Navigation of links through pages is called surfing. A link can be to another section of the same page, to another page on the same web site, or to another web page somewhere else in the world. When you jump to a new page, you can continue from there, go back to the page you came from, or click on another link to jump to a new location.

The cursor will turn into a hand when you pass it over a graphic containing links. Some pictures contain more than one link, and the x-y position coordinates of the cursor in the graphic may be displayed on the bottom window border, which the web site uses to determine which link in the graphic to select.

Sometimes when you click on a link it opens a new window. You can deliberately open any page in a new window by right-clicking on it and selecting "Open in new window". You can close or minimize a new page and return to the first page whenever you wish.

Java & JavaScript

Applets extend the capabilities of a web page on-the-fly. Web pages consist of more than text and graphics -- they also often contain a range of programs that scroll text, display graphics, calculate results, and perform other actions. These programs are written in text-based computer languages, so they are downloaded very quickly, and are sometimes called "applets" as a diminutive of "applications". The most common applets are Java programs and JavaScript / ECMAScript scripts.

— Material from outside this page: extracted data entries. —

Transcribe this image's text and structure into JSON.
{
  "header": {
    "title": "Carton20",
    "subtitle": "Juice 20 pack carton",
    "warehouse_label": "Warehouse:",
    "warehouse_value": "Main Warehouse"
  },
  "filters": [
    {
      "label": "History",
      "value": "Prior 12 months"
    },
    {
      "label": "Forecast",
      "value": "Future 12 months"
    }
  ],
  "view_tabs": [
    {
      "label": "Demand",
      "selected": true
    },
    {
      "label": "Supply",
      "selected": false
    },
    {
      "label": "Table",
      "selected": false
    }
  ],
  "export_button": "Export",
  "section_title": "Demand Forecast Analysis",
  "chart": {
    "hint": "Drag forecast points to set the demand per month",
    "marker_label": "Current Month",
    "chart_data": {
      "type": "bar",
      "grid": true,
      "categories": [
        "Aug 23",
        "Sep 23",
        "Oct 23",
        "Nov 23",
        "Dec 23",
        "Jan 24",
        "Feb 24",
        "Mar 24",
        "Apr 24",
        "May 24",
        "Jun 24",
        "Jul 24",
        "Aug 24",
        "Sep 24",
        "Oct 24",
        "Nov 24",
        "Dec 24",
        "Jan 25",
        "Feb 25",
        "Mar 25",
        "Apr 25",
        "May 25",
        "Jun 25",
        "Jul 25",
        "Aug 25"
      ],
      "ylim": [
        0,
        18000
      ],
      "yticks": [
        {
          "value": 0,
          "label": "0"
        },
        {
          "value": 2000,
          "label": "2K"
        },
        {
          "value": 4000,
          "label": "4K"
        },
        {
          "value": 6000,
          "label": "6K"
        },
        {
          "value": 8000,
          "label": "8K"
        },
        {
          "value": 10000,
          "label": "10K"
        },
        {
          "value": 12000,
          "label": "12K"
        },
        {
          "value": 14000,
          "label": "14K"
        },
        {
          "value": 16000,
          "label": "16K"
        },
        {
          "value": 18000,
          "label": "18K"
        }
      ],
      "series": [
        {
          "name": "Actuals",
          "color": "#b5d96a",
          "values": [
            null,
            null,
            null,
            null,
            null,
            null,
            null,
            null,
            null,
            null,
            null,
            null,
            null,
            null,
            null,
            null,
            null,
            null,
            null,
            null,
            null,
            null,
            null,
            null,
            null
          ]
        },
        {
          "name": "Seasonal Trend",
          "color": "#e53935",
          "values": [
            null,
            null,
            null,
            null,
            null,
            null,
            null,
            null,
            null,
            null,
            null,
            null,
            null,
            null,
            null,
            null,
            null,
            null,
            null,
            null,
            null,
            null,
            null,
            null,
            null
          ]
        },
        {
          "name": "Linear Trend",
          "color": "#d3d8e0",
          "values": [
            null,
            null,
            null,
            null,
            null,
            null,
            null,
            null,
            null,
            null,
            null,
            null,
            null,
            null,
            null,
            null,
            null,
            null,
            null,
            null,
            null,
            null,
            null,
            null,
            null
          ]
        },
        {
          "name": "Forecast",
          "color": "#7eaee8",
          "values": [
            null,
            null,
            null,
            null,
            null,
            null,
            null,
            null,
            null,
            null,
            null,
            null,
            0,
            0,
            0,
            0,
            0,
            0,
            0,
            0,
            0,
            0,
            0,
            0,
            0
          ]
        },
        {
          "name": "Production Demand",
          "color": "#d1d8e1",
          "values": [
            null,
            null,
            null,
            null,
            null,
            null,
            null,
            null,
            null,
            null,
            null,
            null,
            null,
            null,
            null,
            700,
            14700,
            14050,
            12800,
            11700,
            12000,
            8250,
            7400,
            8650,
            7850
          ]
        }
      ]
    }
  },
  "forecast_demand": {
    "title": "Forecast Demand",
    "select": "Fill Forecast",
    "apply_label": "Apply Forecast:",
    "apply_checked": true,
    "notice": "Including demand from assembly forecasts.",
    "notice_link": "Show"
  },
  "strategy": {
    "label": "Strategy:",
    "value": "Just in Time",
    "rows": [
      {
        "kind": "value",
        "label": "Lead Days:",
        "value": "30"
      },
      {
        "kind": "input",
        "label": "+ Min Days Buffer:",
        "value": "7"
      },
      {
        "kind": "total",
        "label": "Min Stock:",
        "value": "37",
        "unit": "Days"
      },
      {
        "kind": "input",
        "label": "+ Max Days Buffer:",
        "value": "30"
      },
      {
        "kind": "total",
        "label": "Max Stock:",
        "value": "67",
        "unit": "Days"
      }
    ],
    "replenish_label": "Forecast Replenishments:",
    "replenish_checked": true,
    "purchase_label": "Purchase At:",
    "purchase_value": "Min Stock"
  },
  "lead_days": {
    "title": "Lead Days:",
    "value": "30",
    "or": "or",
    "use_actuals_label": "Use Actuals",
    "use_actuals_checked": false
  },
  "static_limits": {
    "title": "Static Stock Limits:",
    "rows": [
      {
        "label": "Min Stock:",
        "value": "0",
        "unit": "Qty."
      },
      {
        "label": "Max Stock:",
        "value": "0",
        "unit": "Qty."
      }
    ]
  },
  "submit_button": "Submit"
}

These programs are written in compact, text-based computer languages, so they take up little bandwidth and are downloaded very quickly, making them ideal for adding sophisticated custom functionality to a web page that may be accessed over low bandwidth connections.

JavaScript programs are usually embedded in the page when it is downloaded. This site LivingInternet.com is run by JavaScript programs -- you can view some of the code by selecting "View / Source" from your browser menu. Java programs may be downloaded with the page, or downloaded quickly when the user performs an action that requires one.

Applets run on a software engine in your web browser or on your computer called a "virtual machine". Most web browsers include a virtual machine for JavaScript, and most operating systems include a virtual machine for Java.

You can sometimes tell when an applet is running when a message is displayed in the browser border saying something like: "Applet ThisApplet running".